None of this worked, to the despair of his parents. So Covey began researching the difference between the prevailing concept of success from the past few centuries (essentially linked to the idea of making it in life, creating a method for staying focused) and the one that was developed after World War II, more oriented toward projecting an image to society, and informed by the passing techniques involving influence, power strategies, etc. He called these the character ethic and the personality ethic. Covey and his wife realized that the problem was not their son, but how they saw him. That unconscious image of themselves that they were projecting onto their son was overwhelming to him, and he perceived this demand to live up to his parents’ expectations and the “disconnect” with it. The outcome of this story is best told by Covey himself, as an example of overcoming a personal fear and its influence on the dysfunctional relationship with his son:
“Through deep thought and the exercise of faith and prayer, we started to see our son in terms of his own happiness. We saw within him layers and layers of potential that would be realized at his own pace and speed. We decided to relax and get out of his way and let his own personality emerge. We saw our natural role as being to affirm, enjoy and value him.
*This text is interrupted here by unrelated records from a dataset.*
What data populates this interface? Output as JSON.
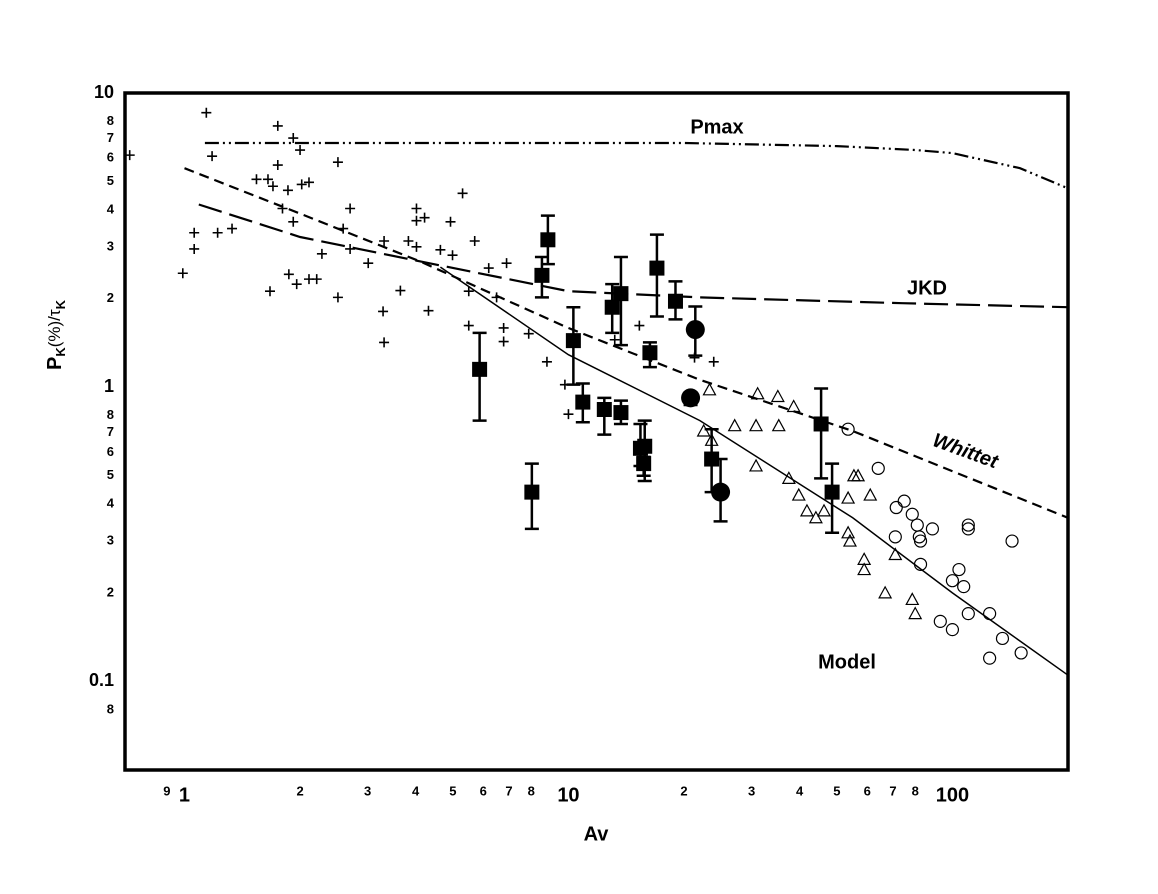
{
  "chart_data": {
    "type": "scatter",
    "xlabel": "Av",
    "ylabel": [
      "P",
      "K",
      "(%)/τ",
      "K"
    ],
    "log_x": true,
    "log_y": true,
    "grid": false,
    "xlim": [
      0.7,
      200
    ],
    "ylim": [
      0.05,
      10
    ],
    "xticks": [
      {
        "value": 0.9,
        "label": "9"
      },
      1,
      2,
      3,
      4,
      5,
      6,
      7,
      8,
      10,
      {
        "value": 20,
        "label": "2"
      },
      {
        "value": 30,
        "label": "3"
      },
      {
        "value": 40,
        "label": "4"
      },
      {
        "value": 50,
        "label": "5"
      },
      {
        "value": 60,
        "label": "6"
      },
      {
        "value": 70,
        "label": "7"
      },
      {
        "value": 80,
        "label": "8"
      },
      100
    ],
    "yticks": [
      {
        "value": 0.08,
        "label": "8"
      },
      0.1,
      {
        "value": 0.2,
        "label": "2"
      },
      {
        "value": 0.3,
        "label": "3"
      },
      {
        "value": 0.4,
        "label": "4"
      },
      {
        "value": 0.5,
        "label": "5"
      },
      {
        "value": 0.6,
        "label": "6"
      },
      {
        "value": 0.7,
        "label": "7"
      },
      {
        "value": 0.8,
        "label": "8"
      },
      1,
      2,
      3,
      4,
      5,
      6,
      7,
      8,
      10
    ],
    "series": [
      {
        "marker": "plus",
        "color": "#000000",
        "x": [
          0.72,
          0.99,
          1.06,
          1.06,
          1.14,
          1.18,
          1.22,
          1.33,
          1.54,
          1.65,
          1.67,
          1.7,
          1.75,
          1.75,
          1.8,
          1.86,
          1.87,
          1.92,
          1.92,
          1.96,
          2.0,
          2.02,
          2.11,
          2.11,
          2.21,
          2.28,
          2.51,
          2.51,
          2.59,
          2.7,
          2.7,
          3.01,
          3.29,
          3.31,
          3.31,
          3.65,
          3.83,
          4.02,
          4.02,
          4.02,
          4.22,
          4.32,
          4.64,
          4.93,
          4.99,
          5.3,
          5.5,
          5.5,
          5.7,
          6.2,
          6.5,
          6.78,
          6.78,
          6.9,
          7.88,
          8.79,
          9.79,
          10.0,
          13.2,
          15.3,
          21.3,
          23.9
        ],
        "values": [
          6.15,
          2.44,
          3.35,
          2.95,
          8.57,
          6.1,
          3.35,
          3.46,
          5.09,
          5.09,
          2.12,
          4.82,
          7.73,
          5.69,
          4.05,
          4.67,
          2.42,
          7.03,
          3.65,
          2.24,
          6.4,
          4.89,
          4.97,
          2.33,
          2.33,
          2.84,
          5.82,
          2.02,
          3.46,
          4.05,
          2.95,
          2.64,
          1.81,
          3.14,
          1.42,
          2.13,
          3.14,
          4.05,
          3.68,
          3.0,
          3.77,
          1.82,
          2.93,
          3.65,
          2.81,
          4.56,
          2.12,
          1.62,
          3.14,
          2.54,
          2.02,
          1.59,
          1.43,
          2.64,
          1.52,
          1.22,
          1.02,
          0.81,
          1.45,
          1.62,
          1.26,
          1.22
        ]
      },
      {
        "marker": "square",
        "color": "#000000",
        "x": [
          5.87,
          8.03,
          8.53,
          8.84,
          10.3,
          10.9,
          12.4,
          13.0,
          13.7,
          13.7,
          15.4,
          15.8,
          15.7,
          16.3,
          17.0,
          19.0,
          23.6,
          45.5,
          48.6
        ],
        "values": [
          1.15,
          0.44,
          2.4,
          3.17,
          1.44,
          0.89,
          0.84,
          1.87,
          2.08,
          0.82,
          0.62,
          0.63,
          0.55,
          1.31,
          2.54,
          1.96,
          0.57,
          0.75,
          0.44
        ],
        "err_low": [
          0.77,
          0.33,
          2.02,
          2.62,
          1.02,
          0.76,
          0.69,
          1.53,
          1.39,
          0.75,
          0.54,
          0.48,
          0.5,
          1.17,
          1.74,
          1.7,
          0.44,
          0.49,
          0.32
        ],
        "err_high": [
          1.53,
          0.55,
          2.77,
          3.83,
          1.87,
          1.03,
          0.92,
          2.24,
          2.77,
          0.9,
          0.75,
          0.77,
          0.58,
          1.42,
          3.3,
          2.29,
          0.72,
          0.99,
          0.55
        ]
      },
      {
        "marker": "circle",
        "color": "#000000",
        "x": [
          21.4,
          20.8,
          24.9
        ],
        "values": [
          1.57,
          0.92,
          0.44
        ],
        "err_low": [
          1.28,
          0.87,
          0.35
        ],
        "err_high": [
          1.88,
          0.95,
          0.57
        ]
      },
      {
        "marker": "triangle",
        "color": "#000000",
        "x": [
          23.3,
          22.5,
          23.6,
          27.1,
          30.8,
          31.1,
          35.1,
          35.3,
          37.5,
          38.6,
          30.8,
          39.8,
          41.8,
          44.1,
          46.3,
          53.5,
          55.4,
          56.8,
          53.5,
          54.1,
          58.9,
          61.1,
          66.8,
          71.0,
          78.6,
          80.0,
          58.9
        ],
        "values": [
          0.98,
          0.71,
          0.66,
          0.74,
          0.74,
          0.95,
          0.93,
          0.74,
          0.49,
          0.86,
          0.54,
          0.43,
          0.38,
          0.36,
          0.38,
          0.42,
          0.5,
          0.5,
          0.32,
          0.3,
          0.24,
          0.43,
          0.2,
          0.27,
          0.19,
          0.17,
          0.26
        ]
      },
      {
        "marker": "open-circle",
        "color": "#000000",
        "x": [
          53.5,
          64.1,
          71.4,
          74.9,
          71.0,
          78.6,
          81.0,
          82.0,
          82.6,
          82.6,
          88.7,
          93.0,
          100,
          104,
          100,
          107,
          110,
          110,
          110,
          125,
          125,
          135,
          143,
          151
        ],
        "values": [
          0.72,
          0.53,
          0.39,
          0.41,
          0.31,
          0.37,
          0.34,
          0.31,
          0.3,
          0.25,
          0.33,
          0.16,
          0.15,
          0.24,
          0.22,
          0.21,
          0.34,
          0.33,
          0.17,
          0.17,
          0.12,
          0.14,
          0.3,
          0.125
        ]
      },
      {
        "name": "Pmax",
        "line_style": "dash-dot",
        "color": "#000000",
        "x": [
          1.13,
          5,
          20,
          50,
          80,
          100,
          150,
          200
        ],
        "values": [
          6.76,
          6.76,
          6.76,
          6.6,
          6.4,
          6.25,
          5.55,
          4.74
        ]
      },
      {
        "name": "JKD",
        "line_style": "long-dash",
        "color": "#000000",
        "x": [
          1.09,
          2,
          4.1,
          10,
          22,
          74,
          200
        ],
        "values": [
          4.18,
          3.24,
          2.68,
          2.12,
          2.02,
          1.93,
          1.87
        ]
      },
      {
        "name": "Whittet",
        "line_style": "short-dash",
        "color": "#000000",
        "x": [
          1.0,
          2,
          4.1,
          10,
          22,
          55,
          200
        ],
        "values": [
          5.55,
          3.89,
          2.68,
          1.59,
          1.06,
          0.71,
          0.36
        ]
      },
      {
        "name": "Model",
        "line_style": "solid",
        "color": "#000000",
        "x": [
          4.64,
          10,
          22,
          55,
          100,
          200
        ],
        "values": [
          2.56,
          1.29,
          0.77,
          0.36,
          0.2,
          0.105
        ]
      }
    ]
  }
}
We also conscientiously worked on our motives and cultivated internal sources of security so that our own feelings of worth were not dependent on our children’s ‘acceptable’ behavior.
As we loosened up our old perception of our son and developed value-based motives, new feelings began to emerge. We found ourselves enjoying him instead of comparing or judging him. We stopped trying to clone him in our own image or measure him against social expectations. We stopped trying to kindly, positively manipulate him into an acceptable social mold. Because we saw him as fundamentally adequate and able to cope with life, we stopped protecting him against the ridicule of others.” (The 7 Habits of Highly Effective People, page 20. Stephen Covey)
The results were immediate, explains Covey, filled with a healthy pride about how their son was maturing and discovering his own uniqueness. He makes it clear that no decision is more important than those concerning how we look at reality.
At the end of the day, what can we learn from our fears? Ultimately, we have to understand the dynamics existing between five variables: key events in our lives (especially in childhood), fears, desires, beliefs which we view reality and behaviors. To turn a dysfunctional behavior into a functional one that allows us to live to the fullest, the recipe is seemingly simple: identify the greatest desire that we have and that will lead us to discover the greatest fear (exactly the opposite). Many times it will derive from an event (or several) that impacted our childhood. And once we locate the fear, understand the framework of beliefs that we have built to escape from that fear and open the door to the opposite desire. Lastly, challenge these beliefs: replace the “false” beliefs with others that are more in tune with reality and make it possible to choose more intelligent behaviors.